Okt 232017
 

Franz Josef Wagner ist, man kann es nicht anders sagen, der Franz Josef Wagner der BILD-Zeitung. Seiner Maxime »1 Satz – 1 Ressentiment« ist er mit sehr wenigen Ausnahmen stets gerecht geworden. Natürlich hat auch er sich jetzt zu #metoo geäußert, jenem Hashtag, der so viel Projektion wie Abwehr erzeugt, dass ich mich bei den Reaktionen wieder an »real men don’t rape« erinnert fand.

Männer, schreibt Wagner, »Hunderttausende Frauen beschuldigen Euch«, wo bleibt euer »not me«? Offenkundig hat er das Bedürfnis, allen mitzuteilen, dass er noch nie eine Frau belästigt habe. Woher dieses Bedürfnis? Wurde er dessen je beschuldigt? Oder hält er das gar für eine Leistung? Der unterdrückte Trieb lebt im Ressentiment fort, wenn das betroffene Subjekt noch Beifall dafür erwartet, dass es ihn unterdrückt hat. Vielleicht fühlt es sich für einige Männer tatsächlich wie eine Leistung an, Frauen nicht zu belästigen, und was immer sie zu #metoo sagen, es klingt stets wie: Nun gebt mir doch endlich ein Stück Zucker – oder bückt euch wieder!

Und weil sich Franz Josef Wagner auch hierin treu bleibt, dass keiner seiner Sätze wahr und ein jeder dennoch sehr ehrlich ist, wird er am Ende nochmal ganz nachdenklich: »Ich weiß nicht, wie ich reagieren würde, wenn mir jemand an den Po fassen würde oder in den Schritt. Ich glaube, ich würde ihm voll eine in die Fresse hauen.«

Es ist gut zu wissen, dass ihm bloß der Konjunktiv II und nicht auch der Kategorische Imperativ abhandengekommen ist. Was er nicht ahnt, ist, dass er hier den Schlüssel zur Entirrung selbst in der Hand hält. Denn eben dass eine Frau sich in aller Regel gegen ihren Belästiger nicht einfach zur Wehr setzen kann, wie das einem Mann möglich wäre, macht die Notwendigkeit solcher Erinnerungsaktionen aus. Obgleich jeder zu wissen scheint, dass es zur Normalbiographie der Frau gehört, hier oder da oder ziemlich oft in ihrem Leben belästigt, respektive ungefragt berührt worden zu sein, ist das gesellschaftliche Wissen um diesen Umstand keine Selbstverständlichkeit.

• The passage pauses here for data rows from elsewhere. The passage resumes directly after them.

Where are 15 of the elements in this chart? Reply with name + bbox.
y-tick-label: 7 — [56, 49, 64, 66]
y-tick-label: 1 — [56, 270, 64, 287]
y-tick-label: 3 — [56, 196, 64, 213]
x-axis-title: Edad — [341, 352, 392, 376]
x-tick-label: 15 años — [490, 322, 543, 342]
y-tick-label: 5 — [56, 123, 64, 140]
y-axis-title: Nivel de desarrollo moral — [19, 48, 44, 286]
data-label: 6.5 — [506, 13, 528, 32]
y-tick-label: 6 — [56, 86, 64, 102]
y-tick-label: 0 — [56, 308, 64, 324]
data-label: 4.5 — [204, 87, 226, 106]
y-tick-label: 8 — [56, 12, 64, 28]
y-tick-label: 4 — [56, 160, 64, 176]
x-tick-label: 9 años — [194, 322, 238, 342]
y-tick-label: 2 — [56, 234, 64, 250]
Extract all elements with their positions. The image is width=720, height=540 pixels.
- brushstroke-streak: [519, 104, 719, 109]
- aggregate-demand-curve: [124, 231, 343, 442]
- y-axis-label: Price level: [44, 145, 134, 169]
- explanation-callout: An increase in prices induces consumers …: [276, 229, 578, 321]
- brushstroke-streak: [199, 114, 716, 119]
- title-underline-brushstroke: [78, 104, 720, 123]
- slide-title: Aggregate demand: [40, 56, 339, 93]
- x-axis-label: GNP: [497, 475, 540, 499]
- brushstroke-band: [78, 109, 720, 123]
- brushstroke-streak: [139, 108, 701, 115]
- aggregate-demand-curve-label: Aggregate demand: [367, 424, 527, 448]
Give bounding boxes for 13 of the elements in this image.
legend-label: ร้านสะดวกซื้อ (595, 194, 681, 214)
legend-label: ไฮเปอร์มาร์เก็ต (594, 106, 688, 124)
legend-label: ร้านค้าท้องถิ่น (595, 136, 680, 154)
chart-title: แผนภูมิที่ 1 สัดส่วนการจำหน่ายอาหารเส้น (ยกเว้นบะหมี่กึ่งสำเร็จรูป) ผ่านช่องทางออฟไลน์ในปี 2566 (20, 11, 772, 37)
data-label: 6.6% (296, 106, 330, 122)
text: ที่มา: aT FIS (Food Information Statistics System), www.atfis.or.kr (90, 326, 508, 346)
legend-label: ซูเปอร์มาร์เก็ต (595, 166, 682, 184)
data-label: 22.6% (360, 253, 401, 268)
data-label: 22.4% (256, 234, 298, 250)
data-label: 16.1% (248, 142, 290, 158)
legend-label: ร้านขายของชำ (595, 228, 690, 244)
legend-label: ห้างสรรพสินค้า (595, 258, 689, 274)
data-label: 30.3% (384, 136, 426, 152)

Das betrifft auch Milieus, die an Gesittung und Reflexion weit über der Gedankenwelt des Franz Josef Wagner hausen. Hier wie überall gilt: Wenn die Frauen es dir nicht sagen, nimmst du es, als Mann, nicht oder nur sehr verzögert wahr. Das hat nicht bloß damit zu tun, dass dem Mann Belästigung seltener passiert, sondern auch damit, dass die Belästigung, die ein Mann erfahren kann, von vornherein nicht diesen bedrohlichen Charakter erhält. Der Mann verbindet mit jener Vorstellung zunächst was ganz anderes. Er kann nicht wissen, wie es ist, ein Leben lang mit der Bedrohung durch das stärkere Geschlecht leben zu müssen, und wie es ist, wenn das Gefühl der Sicherheit sich nicht durch die eigene Stärke, sondern allein durch Vertrauen in den guten Willen des Stärkeren herstellen kann. Er kann es sich vorstellen, wozu etwas Reife, Einfühlung und Reflexion nötig sind, doch nicht einmal dann kann er es wissen.

Dass er, wenn er Belästigung erfährt, sie einfach geschehen lassen oder abwehren kann, sobald er nicht mehr will, das ist ein großer Unterschied, und eigentlich ist das der Unterschied.

[Der Link zur Kolumne fehlt. Den Grund hat Martin Knepper vor Jahren einmal in Worte gebracht: Was auch passiert, nie dürft ihr so tief sinken, / Die BILD, die ihr anclickt, auch noch zu verlinken.]